Grève politique ou grève des politiques?

Philippe Walkowiak
Philippe Walkowiak - © RTBF

L’échec du rapprochement des postes belge et néerlandaise ?  la faute au PS… les grèves dans les prisons ? la faute au PS,… les trains à l’arrêt ? la main obscure du socialisme wallon, les magistrats qui partent en grève pour la première fois depuis 1918 (et c’était contre l’occupant allemand qui consacrait l’indépendance de la Flandre) ?  le PS est responsable…

A quand le vase de Soissons, cette météo pourrie et les pluies de sauterelles ??

Grève politique

Bien entendu, le climat social actuel fait le jeu du Parti Socialiste, ou plutôt serait censé le faire et au boulevard de l’Empereur, ils doivent être plusieurs à sourire devant la contestation qui montre contre le gouvernement fédéral.

Dans les sondages, le PS plonge pourtant bien en-dessous de ses minima historiques, surtout en Wallonie. Dans les actions des derniers jours, il donne également l’impression de courir derrière le mouvement, derrière les grévistes, à l’instar des états-majors syndicaux généralement.
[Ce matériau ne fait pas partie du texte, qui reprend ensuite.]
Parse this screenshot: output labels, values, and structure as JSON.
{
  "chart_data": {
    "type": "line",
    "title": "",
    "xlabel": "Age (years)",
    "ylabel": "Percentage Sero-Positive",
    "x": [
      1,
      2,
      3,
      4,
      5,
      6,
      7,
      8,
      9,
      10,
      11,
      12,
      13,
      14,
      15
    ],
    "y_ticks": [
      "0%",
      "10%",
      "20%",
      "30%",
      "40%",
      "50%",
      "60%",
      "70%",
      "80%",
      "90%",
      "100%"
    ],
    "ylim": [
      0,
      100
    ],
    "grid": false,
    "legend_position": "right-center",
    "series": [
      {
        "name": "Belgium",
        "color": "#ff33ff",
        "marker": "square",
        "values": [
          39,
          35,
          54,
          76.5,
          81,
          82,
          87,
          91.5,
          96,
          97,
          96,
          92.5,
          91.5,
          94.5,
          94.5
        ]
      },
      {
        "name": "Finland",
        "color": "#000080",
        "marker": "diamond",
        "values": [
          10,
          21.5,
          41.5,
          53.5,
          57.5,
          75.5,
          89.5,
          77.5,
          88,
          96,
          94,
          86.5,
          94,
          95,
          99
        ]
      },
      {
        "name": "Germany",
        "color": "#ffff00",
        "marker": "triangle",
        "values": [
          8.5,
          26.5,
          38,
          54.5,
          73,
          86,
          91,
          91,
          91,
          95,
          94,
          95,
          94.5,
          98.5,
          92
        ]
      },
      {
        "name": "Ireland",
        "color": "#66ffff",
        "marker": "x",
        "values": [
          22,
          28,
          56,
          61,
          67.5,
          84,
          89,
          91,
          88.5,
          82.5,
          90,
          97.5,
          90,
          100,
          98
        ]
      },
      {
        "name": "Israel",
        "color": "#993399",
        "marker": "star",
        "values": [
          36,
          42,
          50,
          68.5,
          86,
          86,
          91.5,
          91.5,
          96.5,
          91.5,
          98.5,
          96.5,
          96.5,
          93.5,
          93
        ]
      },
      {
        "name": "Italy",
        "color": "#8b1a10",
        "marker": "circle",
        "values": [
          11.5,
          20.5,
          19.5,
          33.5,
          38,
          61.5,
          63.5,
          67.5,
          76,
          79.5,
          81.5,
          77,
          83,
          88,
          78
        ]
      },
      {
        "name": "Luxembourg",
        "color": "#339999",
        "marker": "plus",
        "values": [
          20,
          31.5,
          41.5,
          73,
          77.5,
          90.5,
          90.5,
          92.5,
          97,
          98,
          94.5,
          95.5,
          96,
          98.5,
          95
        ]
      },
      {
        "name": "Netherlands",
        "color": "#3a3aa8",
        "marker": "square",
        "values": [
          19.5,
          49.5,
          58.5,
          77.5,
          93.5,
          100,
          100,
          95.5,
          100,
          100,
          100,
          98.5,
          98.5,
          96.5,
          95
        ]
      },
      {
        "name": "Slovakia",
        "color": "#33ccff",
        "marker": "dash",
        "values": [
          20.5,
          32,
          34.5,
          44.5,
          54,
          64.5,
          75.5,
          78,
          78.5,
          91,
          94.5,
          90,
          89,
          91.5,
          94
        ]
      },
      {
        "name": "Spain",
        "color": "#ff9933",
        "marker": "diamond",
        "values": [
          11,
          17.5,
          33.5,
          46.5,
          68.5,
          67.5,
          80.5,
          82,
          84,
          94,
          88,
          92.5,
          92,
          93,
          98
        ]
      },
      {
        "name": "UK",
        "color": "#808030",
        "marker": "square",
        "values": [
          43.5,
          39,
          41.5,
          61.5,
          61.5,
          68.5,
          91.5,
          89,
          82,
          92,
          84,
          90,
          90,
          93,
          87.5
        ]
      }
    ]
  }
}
Dans les manifestations, les drapeaux bleus et verts se voyaient tout autant que les drapeaux rouges ; les élections sociales ont consacré une nouvelle fois la CSC tant en Wallonie qu’en Flandre.

Il n’en reste pas moins que Wallonie et Bruxelles (et par ricochet le fédéral) font face à un chaos social inédit depuis 30 ans et qu’il est très tentant de faire porter la responsabilité politique de ce maelström social impopulaire au PS (qui aurait d’ailleurs bien en peine de l’organiser). MR et N-VA se construisent contre le PS, comme l’inverse est tout aussi vrai. Chacun s’y retrouve.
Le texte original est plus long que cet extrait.